A groan of despair rippled through the stricken early-years sector when the autumn statement at last revealed which nurseries will get to deliver this. Free? Only if parents can find a place. Many nurseries have been unable to survive on government rates, with a 50% rise in closures in the last financial year. Ofsted reports a net loss of 400 nurseries in a year, and tens of thousands of places gone. The Early Years Alliance’s own charitable nurseries have only 42 left out of 132, which operate in deprived places that the New Economics Foundation calls childcare “deserts”.

To understand the government’s attitude, look closely at its language. Note how it calls it “childcare”: a babysitting service, not nursery or early-years education. Note how it never mentions children’s wellbeing: the chancellor’s budget speech spoke only of the economy’s “million vacancies”, the need for “tackling labour shortages” and getting more mothers back into work. “For many women, a career break becomes a career end,” he said. This is economics, not education or social policy.

Labour’s largely lost Sure Start programme led to the creation of 3,500 centres to nurture families and children and focus on child development. Research shows that a child’s critical first years all but determine their future: Sure Start aimed to narrow the gap between the most disadvantaged children and the rest before primary school. Sure Start centres were a haven for families with any problems, or just places for comfort, company and advice. There were health visitors too, as well as trained nursery teachers, parent-run drop-in cafes, parenting groups, English language classes and employment advice – but they were mostly swept away in 2010 by the brutal cuts of Michael Gove and George Osborne. Rather predictably, the educational gap between rich and poor children has widened since then.

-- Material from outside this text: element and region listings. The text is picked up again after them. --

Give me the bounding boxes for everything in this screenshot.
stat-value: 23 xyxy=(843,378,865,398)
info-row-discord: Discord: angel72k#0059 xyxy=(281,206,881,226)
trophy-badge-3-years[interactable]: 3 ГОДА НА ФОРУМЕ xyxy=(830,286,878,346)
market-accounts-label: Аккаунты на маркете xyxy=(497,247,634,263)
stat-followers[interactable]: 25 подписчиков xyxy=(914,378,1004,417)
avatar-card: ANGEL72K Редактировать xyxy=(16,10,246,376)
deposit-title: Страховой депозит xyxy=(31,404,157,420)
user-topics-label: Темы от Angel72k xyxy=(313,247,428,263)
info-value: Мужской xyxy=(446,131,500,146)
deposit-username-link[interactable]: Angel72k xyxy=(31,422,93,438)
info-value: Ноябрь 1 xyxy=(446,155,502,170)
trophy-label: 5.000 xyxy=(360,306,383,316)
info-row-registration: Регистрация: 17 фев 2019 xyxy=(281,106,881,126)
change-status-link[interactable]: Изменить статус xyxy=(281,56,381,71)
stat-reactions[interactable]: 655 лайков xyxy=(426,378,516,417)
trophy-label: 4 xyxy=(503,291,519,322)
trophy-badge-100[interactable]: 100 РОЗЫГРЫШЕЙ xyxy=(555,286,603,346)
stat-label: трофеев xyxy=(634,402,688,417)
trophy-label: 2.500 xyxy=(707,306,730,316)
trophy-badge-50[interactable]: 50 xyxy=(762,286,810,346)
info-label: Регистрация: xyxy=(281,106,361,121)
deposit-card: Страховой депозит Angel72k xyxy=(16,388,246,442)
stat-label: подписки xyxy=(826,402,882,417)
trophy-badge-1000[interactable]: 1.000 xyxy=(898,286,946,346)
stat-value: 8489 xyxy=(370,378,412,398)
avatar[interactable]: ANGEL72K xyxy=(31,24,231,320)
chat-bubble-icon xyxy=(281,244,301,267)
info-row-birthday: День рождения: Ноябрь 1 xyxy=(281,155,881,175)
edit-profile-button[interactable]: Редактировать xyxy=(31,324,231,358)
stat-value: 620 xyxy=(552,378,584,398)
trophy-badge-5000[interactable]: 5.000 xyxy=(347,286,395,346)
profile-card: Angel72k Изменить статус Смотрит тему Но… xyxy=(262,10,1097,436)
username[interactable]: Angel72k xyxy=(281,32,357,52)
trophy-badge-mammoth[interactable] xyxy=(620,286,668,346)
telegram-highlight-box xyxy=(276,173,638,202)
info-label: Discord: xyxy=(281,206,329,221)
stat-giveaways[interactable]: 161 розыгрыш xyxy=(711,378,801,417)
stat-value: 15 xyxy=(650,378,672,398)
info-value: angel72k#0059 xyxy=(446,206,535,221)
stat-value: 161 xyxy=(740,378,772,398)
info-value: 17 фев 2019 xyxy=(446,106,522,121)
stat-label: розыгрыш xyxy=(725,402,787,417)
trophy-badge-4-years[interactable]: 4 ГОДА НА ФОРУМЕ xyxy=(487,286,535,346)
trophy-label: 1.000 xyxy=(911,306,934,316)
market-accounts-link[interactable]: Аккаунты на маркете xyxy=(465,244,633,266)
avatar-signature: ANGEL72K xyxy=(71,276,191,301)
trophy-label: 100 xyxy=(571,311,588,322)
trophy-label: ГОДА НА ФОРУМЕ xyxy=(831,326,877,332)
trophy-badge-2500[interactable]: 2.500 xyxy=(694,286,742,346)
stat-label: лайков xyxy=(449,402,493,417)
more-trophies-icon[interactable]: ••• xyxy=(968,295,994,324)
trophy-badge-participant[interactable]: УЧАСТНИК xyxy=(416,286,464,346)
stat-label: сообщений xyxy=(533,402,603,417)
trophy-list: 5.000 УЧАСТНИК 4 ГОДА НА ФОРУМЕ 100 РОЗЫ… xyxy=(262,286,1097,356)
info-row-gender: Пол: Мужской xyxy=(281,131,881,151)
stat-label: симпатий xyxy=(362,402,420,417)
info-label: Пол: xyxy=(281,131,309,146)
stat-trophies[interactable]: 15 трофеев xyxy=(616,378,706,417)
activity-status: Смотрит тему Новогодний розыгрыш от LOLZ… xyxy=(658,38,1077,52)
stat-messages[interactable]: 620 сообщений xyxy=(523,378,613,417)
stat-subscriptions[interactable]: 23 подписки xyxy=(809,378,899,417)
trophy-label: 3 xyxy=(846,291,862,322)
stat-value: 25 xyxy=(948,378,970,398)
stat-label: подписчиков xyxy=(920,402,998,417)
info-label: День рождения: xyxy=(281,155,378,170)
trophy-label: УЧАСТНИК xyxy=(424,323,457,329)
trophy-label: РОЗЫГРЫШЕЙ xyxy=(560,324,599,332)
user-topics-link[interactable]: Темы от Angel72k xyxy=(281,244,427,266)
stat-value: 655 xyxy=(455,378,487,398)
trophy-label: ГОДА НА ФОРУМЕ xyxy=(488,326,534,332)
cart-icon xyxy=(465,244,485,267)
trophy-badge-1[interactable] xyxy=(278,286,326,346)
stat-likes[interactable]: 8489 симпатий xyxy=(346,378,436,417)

Under this government, perversely, children of the most disadvantaged families don’t qualify for Jeremy Hunt’s free “childcare”. To be eligible, both parents – or the single parent – must work at least 16 hours a week. But that rules out many families with all manner of problems and obstacles whose children need early help the most – and ignores the evidence that underpins programmes such as Sure Start. US research followed poor children on an early-years programme for 30 years. Every $1 spent on intensive early support saved $16 later in life, as those children needed less social security or mental health care; and fewer committed crimes, with more of them in work and able to own their own homes.